The Norco Refinery in conjunction with Shell’s chemical complex in Geismar in Ascension Parish is one of the six sites. The other sites are in Deer Park, Texas; The Netherlands; Singapore; Germany; and Canada. Other refineries under review for potential sale or closure include Puget Sound, Washington, and Mobile, Alabama, along with others in Canada and Denmark. The fate of those refineries has not been decided yet, according to the company. The international scope of such restructuring measures means they will impact workers all across the globe.

The turn by Shell toward consolidating its business, as well as to focus on the integration of its remaining assets to allow the production of more chemically based products such as biofuel, hydrogen and synthetic fuels, is due to major changes in the financial viability of shale well drilling. The overall decline in the productivity of shale, as well as the future focus on lower carbon sources of energy, means the continued reliance on financialization to fuel the industry’s rapid growth is no longer feasible. Rapid shale well production decline rates mean more drilling, higher debt and smaller profits, making many companies reconsider their outlook on shale oil in future markets.

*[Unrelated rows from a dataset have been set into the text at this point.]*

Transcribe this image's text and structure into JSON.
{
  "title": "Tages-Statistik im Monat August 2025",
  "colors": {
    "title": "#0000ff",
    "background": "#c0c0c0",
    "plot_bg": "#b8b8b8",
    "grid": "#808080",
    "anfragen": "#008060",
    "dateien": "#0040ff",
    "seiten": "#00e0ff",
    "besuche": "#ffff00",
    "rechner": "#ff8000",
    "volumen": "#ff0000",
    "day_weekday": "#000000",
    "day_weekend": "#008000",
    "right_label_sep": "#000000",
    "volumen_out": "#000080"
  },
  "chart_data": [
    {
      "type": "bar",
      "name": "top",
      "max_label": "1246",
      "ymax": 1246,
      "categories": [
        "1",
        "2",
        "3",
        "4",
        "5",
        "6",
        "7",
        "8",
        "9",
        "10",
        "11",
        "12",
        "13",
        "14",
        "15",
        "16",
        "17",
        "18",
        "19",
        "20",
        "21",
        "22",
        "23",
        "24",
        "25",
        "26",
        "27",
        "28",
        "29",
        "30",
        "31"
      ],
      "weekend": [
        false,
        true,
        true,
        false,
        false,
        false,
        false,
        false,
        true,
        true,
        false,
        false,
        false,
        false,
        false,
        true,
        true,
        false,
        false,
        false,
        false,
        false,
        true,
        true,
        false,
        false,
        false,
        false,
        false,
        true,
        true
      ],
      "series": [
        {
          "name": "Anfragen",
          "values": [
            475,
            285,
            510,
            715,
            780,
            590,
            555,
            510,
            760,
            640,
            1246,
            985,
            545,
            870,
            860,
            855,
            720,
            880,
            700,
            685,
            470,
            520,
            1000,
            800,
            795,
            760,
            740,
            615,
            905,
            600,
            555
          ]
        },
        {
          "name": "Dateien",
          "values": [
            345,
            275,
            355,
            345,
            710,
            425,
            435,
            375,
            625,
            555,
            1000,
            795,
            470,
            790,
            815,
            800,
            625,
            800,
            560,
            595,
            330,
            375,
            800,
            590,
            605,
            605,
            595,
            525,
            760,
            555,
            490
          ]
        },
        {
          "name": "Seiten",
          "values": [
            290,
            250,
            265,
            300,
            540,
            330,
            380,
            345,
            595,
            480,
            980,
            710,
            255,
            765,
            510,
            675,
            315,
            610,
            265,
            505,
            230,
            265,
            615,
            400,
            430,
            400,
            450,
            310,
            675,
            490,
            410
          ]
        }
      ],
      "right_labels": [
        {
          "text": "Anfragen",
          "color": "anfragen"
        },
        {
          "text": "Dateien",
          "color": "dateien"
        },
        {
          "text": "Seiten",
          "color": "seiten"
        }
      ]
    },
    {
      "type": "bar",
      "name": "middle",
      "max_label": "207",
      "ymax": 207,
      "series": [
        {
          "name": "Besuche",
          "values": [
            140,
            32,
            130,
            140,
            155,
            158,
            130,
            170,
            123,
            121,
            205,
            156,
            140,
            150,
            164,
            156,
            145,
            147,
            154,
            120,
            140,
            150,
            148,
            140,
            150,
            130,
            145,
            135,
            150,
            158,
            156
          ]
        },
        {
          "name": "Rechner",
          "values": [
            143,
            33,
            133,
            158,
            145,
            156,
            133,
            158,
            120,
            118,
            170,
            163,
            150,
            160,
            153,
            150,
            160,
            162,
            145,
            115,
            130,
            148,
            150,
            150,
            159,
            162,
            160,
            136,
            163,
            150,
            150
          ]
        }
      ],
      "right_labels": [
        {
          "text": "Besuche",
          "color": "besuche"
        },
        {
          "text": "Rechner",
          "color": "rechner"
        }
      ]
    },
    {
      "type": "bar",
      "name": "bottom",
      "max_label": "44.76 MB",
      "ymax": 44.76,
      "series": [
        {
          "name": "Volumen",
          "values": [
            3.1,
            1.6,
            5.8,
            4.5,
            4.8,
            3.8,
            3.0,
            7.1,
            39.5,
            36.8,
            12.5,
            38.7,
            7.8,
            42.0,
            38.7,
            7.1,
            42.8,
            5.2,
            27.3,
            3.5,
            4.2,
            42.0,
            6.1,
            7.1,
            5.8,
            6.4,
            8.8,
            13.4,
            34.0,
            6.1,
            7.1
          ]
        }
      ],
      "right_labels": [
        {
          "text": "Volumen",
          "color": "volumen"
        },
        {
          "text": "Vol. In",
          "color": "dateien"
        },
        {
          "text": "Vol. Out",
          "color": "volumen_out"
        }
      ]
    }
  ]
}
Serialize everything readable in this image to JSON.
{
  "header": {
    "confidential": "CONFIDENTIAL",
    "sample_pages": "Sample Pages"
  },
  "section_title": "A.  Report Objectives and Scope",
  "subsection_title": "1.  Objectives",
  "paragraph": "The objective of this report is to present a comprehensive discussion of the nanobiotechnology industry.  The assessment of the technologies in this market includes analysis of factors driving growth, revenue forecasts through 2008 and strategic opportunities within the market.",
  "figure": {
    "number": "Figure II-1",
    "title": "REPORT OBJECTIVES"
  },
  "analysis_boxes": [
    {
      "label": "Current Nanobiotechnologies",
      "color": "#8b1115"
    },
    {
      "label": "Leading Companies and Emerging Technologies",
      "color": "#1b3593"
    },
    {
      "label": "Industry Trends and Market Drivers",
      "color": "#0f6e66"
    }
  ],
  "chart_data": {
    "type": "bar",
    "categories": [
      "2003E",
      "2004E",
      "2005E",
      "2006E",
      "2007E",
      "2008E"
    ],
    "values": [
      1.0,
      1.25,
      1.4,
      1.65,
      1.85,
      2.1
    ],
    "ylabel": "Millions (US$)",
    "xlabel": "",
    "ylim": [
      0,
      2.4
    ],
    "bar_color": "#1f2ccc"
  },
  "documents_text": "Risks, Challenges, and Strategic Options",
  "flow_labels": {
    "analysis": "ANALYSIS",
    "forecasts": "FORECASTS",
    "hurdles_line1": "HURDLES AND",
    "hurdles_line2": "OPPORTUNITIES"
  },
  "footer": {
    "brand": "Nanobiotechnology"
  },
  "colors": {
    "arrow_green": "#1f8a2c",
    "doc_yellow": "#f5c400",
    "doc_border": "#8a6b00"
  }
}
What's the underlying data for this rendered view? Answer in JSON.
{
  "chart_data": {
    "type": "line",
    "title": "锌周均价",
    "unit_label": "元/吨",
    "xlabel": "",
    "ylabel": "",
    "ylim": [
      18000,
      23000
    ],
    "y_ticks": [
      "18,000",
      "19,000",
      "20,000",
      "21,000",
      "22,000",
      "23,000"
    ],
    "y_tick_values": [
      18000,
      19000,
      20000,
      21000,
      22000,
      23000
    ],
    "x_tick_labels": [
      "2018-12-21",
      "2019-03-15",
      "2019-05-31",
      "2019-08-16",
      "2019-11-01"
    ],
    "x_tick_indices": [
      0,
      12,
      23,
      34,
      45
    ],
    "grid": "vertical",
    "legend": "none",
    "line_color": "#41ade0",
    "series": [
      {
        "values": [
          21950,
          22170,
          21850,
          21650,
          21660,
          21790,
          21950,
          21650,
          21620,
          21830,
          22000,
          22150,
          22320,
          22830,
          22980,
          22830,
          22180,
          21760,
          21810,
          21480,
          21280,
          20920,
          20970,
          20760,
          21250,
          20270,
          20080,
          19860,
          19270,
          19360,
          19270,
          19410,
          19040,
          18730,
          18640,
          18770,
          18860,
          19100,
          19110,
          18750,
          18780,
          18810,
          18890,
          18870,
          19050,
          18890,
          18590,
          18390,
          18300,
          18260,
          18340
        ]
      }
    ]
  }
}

The closure of the Convent Refinery, the largest taxpaying facility in St. James Parish, will greatly affect the economic well-being of surrounding communities, with the loss of 1,100 jobs and associated tax revenue. The population of the Parish was 21,151 in 2018, according to Federal Reserve Economic Data (FRED), and the poverty rate was 16.7 percent. In 2017, 3,911 residents received benefits from the Supplemental Nutrition Assistance Program, or food stamps, due to food insecurity. These were the numbers before the pandemic hit.

St. James Parish resident Pete Dufresne, in an interview on WAFB9 local news, commented on the refinery’s closing, saying, “Since 1967, this refinery has provided economic impact to St. James Parish operating under several different companies over the years. The facility has consistently been the largest taxpayer in St. James Parish, therefore its consolidation will certainly have an impact on our community and the supporting businesses who rely on industry.”

Though the Convent Refinery is organized by the United Steel Workers (USW), the local branch has been unavailable for contact by the media and has not published any statement on the shutdown. In the spring of 2015 workers at the Convent Refinery joined in the month-and-half-long strike by over 30,000 oil workers across the United States. During that time, the USW bureaucracy actively worked to sabotage the strike every step of the way, calling out only a portion of the refineries organized by the union in Louisiana and campaiging for workers to get back on the job.

The strike was ultimately sold out by the UAW, with nothing being done to address the decline of living standards for workers or the grave concern of workers over job safety. In the end, the only meausure adopted was the formation of joint union-management safety committees that, while providing cushy posts for union officials, did nothing to implement or enforce real safety measures.